On Trellis, 21 of 24 households supported the change. An unsigned note accompanying the petition complained about speeding issues, abandoned vehicles and a sense of fear about whether the vehicles lining the street were potential burglars scoping out targets. The letter said the street parking congestion was not attributable to the street’s residents since they all already park on their own property.

“We hope that the permit parking will be for 7 days a week so that we can enjoy our neighborhood like it once was; quiet, no congestion and not looking like a parking lot,” it said.

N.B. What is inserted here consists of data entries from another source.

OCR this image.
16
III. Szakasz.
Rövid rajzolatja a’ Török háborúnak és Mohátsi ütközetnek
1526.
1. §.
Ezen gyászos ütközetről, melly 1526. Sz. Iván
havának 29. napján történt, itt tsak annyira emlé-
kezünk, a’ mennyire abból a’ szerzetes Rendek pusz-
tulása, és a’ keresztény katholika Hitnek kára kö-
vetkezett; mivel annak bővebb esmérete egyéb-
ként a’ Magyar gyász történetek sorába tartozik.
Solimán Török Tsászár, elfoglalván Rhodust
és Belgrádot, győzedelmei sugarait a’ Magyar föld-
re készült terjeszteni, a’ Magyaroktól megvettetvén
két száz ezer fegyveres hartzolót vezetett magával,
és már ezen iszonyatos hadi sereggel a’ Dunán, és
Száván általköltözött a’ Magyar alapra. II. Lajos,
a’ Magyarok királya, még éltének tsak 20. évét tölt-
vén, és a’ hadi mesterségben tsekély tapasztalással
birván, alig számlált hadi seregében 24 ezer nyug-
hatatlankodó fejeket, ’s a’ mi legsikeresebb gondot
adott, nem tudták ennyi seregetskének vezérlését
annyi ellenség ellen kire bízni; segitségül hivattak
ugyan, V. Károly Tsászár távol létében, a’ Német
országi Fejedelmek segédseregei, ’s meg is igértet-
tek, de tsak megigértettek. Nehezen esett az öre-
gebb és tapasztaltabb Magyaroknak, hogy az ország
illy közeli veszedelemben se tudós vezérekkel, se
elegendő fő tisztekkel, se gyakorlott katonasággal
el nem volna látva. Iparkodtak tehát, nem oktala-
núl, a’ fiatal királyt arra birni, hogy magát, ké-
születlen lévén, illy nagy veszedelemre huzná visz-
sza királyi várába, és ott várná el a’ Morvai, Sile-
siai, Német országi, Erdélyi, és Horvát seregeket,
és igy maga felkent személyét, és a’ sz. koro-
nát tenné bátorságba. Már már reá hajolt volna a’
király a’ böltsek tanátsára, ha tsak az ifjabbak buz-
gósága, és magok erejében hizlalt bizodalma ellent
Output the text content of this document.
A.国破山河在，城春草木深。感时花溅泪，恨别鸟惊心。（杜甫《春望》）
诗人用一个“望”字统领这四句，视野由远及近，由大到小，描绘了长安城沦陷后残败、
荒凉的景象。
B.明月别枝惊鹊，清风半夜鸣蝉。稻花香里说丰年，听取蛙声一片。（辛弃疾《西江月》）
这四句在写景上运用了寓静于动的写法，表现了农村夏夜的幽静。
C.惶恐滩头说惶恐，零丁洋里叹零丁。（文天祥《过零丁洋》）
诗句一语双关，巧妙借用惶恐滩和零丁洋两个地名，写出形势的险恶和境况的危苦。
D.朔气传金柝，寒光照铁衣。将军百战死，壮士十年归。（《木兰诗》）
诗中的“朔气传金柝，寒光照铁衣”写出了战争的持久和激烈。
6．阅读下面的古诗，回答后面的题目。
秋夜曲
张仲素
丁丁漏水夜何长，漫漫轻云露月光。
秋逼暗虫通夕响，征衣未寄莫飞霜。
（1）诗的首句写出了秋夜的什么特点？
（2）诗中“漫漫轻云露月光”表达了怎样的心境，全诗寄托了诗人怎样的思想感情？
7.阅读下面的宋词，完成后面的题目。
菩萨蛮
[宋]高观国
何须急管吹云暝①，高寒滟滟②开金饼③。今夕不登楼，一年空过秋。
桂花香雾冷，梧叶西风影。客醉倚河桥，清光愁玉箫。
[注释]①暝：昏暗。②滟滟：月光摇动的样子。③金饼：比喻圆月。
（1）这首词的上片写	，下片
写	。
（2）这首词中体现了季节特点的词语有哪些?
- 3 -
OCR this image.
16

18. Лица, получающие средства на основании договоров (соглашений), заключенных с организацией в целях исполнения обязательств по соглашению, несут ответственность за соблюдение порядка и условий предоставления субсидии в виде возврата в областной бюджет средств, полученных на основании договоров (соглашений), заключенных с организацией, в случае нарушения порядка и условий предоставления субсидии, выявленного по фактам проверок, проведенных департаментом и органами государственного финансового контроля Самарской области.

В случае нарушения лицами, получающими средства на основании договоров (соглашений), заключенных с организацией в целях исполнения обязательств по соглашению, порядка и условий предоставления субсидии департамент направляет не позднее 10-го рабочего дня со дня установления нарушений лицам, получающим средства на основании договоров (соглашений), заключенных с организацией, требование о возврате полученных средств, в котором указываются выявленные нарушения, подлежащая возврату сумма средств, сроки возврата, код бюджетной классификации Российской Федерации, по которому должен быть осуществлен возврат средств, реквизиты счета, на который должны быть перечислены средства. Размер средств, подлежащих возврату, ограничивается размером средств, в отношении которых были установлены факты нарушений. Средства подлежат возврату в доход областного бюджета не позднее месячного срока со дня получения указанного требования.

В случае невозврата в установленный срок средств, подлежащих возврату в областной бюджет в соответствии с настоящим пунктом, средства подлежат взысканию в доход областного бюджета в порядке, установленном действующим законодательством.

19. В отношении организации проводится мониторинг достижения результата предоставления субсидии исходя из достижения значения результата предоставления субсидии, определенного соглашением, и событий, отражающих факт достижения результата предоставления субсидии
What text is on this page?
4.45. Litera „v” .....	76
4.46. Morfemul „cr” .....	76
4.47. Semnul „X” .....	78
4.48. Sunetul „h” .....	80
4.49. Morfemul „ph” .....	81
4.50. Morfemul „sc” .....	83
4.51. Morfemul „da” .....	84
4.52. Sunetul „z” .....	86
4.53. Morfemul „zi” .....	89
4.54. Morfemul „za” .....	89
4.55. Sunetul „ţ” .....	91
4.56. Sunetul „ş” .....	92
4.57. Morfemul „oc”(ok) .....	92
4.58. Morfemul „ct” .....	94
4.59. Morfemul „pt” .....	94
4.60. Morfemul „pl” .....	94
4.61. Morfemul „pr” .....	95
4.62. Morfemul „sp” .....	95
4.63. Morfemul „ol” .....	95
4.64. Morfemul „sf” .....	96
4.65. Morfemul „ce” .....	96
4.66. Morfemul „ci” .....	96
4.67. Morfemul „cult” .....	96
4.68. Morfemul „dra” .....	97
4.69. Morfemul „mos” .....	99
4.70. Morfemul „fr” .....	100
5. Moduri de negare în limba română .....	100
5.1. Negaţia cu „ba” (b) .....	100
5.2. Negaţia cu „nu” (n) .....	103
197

Trellis resident Joe said the Trellis and Decker restrictions did not eliminate public parking in the vicinity of the area’s two bosque access points – one at the west end of Candelaria and one at the west end of Campbell. He cited the Rio Grande Nature Center State Park’s public lot, though it costs $3 per vehicle and is locked at 5 p.m. daily. There is also free street parking along most – though not all – of Candelaria between the bosque and Rio Grande Boulevard. However, parking is still prohibited along the entire equivalent stretch of Campbell, which Chandler said predates the current parking division but was apparently due to “reports of illegal activity in that area.”

Joe said recreation seekers should convince either the city or state to find other parking solutions if they need more.

“Why should a quiet neighborhood that’s always been that way, all the sudden getting impact by all those people coming down here, … have to live with that?” he said.

But Norton sees new parking lots as a tough sell and said she is still worried that what is happening on Trellis and Decker will have a domino effect throughout the area and possibly the city.

“What concerns me is shutting off access to public open space properties by having private parking,” she said. “We already have so many gated communities that shut it off.”